Cache Lines: The Unit of Transfer

Caches operate in units of cache lines, which are 64 bytes on all modern x86/ARM processors. When you read a single byte, the CPU fetches the entire 64-byte cache line containing it. This has a critical implication: spatial locality is free — if you read element 0 of an array, elements 1–15 (assuming 4-byte ints) are already in the cache line. Sequential array traversal is extremely cache-friendly; pointer-chasing through a linked list is not, because each node can be anywhere in memory.

Practically: pack fields that are accessed together into the same struct. Avoid padding that spreads hot data across multiple cache lines. Use sizeof to verify struct sizes and __attribute__((packed)) judiciously when layout matters.

False Sharing

False sharing occurs when two threads on different CPU cores write to different variables that reside in the same 64-byte cache line. Even though there is no logical data sharing, the cache coherence protocol (MESI) forces the cache line to bounce between cores’ L1 caches — effectively serializing what should be fully parallel writes.

Classic example: a global array of counters, one per thread, laid out as int counters[NUM_THREADS]. If NUM_THREADS is 16 and each int is 4 bytes, all 16 counters fit in a single cache line, causing massive false sharing. Fix: pad each counter to 64 bytes with alignas(64) or use a struct with padding. Java’s @Contended annotation does this automatically. Linux kernel uses ____cacheline_aligned_in_smp for per-CPU variables.

Data Locality: AoS vs SoA

The layout of data structures profoundly affects cache efficiency. Two canonical patterns:

Array of Structs (AoS): struct Particle { float x, y, z, mass; } particles[N]. All fields of one particle are adjacent. Good when you frequently access all fields of a single particle together (e.g., physics simulation updating position from velocity).

Struct of Arrays (SoA): float x[N], y[N], z[N], mass[N]. All X coordinates are adjacent. Good when you process one field across all elements — for example, computing the sum of all masses, or applying SIMD to all X coordinates simultaneously. SoA is standard in game engine ECS (Entity Component System) architectures and scientific computing.

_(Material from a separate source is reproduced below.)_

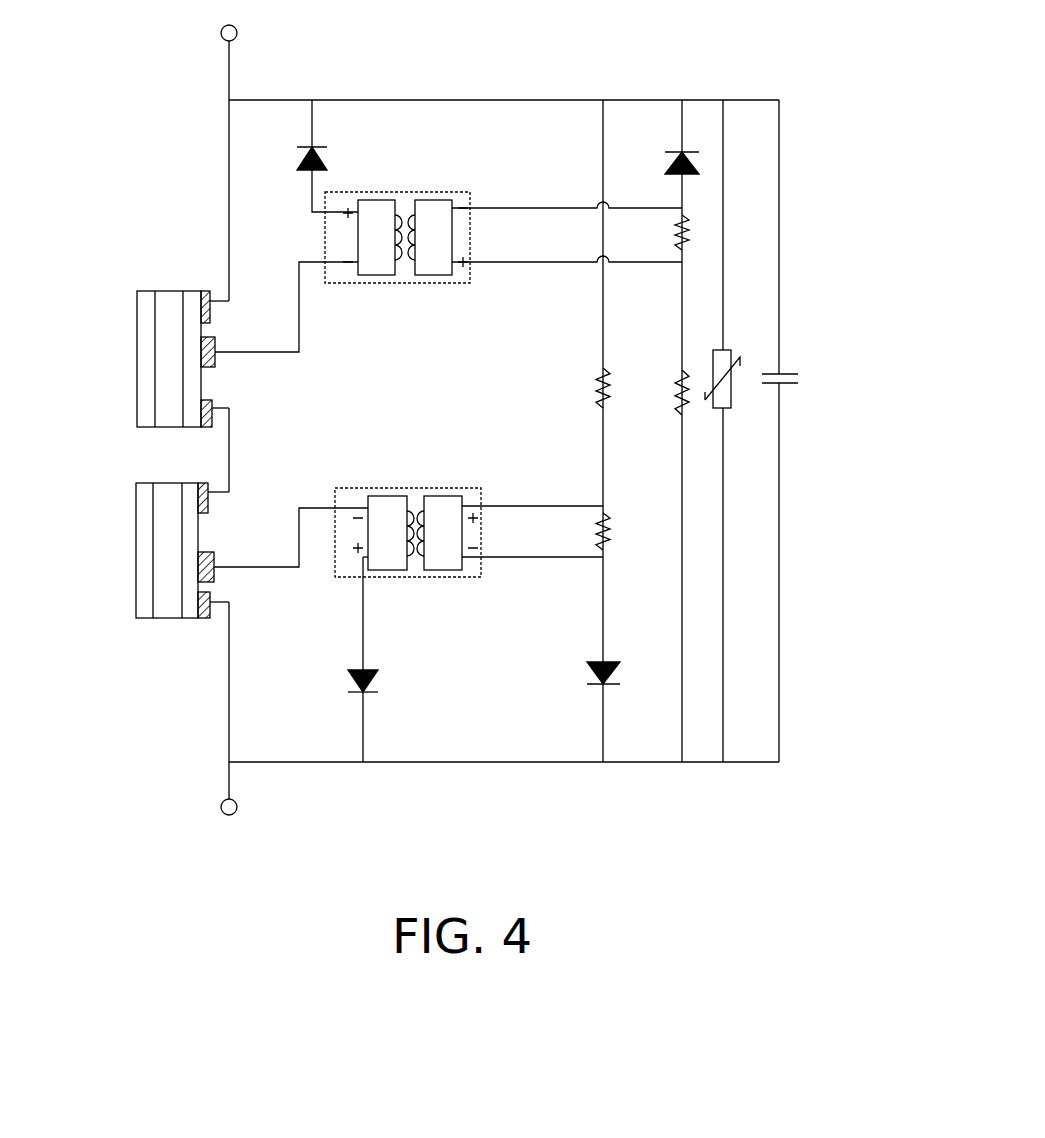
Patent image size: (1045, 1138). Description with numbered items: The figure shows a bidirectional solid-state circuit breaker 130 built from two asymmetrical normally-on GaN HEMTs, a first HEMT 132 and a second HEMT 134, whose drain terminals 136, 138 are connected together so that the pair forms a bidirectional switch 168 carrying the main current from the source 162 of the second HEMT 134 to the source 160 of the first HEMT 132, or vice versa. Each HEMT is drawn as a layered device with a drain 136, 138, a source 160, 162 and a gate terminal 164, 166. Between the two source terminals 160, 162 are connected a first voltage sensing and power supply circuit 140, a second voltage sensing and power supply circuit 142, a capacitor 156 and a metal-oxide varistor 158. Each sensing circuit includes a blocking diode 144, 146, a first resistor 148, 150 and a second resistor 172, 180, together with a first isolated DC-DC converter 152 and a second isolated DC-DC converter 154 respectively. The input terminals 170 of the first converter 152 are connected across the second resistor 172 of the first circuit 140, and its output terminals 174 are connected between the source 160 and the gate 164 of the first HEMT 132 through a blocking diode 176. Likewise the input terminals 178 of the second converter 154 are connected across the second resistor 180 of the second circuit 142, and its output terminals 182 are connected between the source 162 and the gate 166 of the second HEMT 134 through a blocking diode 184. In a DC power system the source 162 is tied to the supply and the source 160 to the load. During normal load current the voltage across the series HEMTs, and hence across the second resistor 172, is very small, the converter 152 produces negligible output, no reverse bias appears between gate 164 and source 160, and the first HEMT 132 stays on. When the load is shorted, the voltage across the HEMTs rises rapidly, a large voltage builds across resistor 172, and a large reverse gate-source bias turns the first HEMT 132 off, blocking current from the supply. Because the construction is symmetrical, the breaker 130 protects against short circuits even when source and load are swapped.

The rule of thumb: if your hot loop touches only a subset of struct fields, SoA avoids loading irrelevant fields into cache. Profile first — the right answer depends on your access pattern.

Branch Prediction

CPUs speculatively execute instructions before knowing whether a branch is taken. A branch misprediction costs approximately 15–20 cycles as the pipeline is flushed and the correct path is fetched. Modern branch predictors are sophisticated and achieve >99% accuracy on predictable patterns (e.g., loop counters), but data-dependent branches on random input can be essentially unpredictable.

Strategies to reduce misprediction cost: use branchless patterns — (condition) ? a : b often compiles to a CMOV (conditional move) instruction with no branch. Sort data before processing to make branches more predictable. Use profile-guided optimization (PGO) so the compiler knows which branches are hot. Use __builtin_expect(condition, 1) (GCC/Clang) to hint the likely branch to the compiler, affecting code layout for better instruction cache behavior.

SIMD: Single Instruction Multiple Data

SIMD instructions process multiple data elements in parallel using wide registers: SSE2 (128-bit: 4×float or 2×double), AVX2 (256-bit: 8×float), AVX-512 (512-bit: 16×float). A single vmulps instruction multiplies 8 floats simultaneously on AVX2, providing up to 8× throughput on floating point workloads.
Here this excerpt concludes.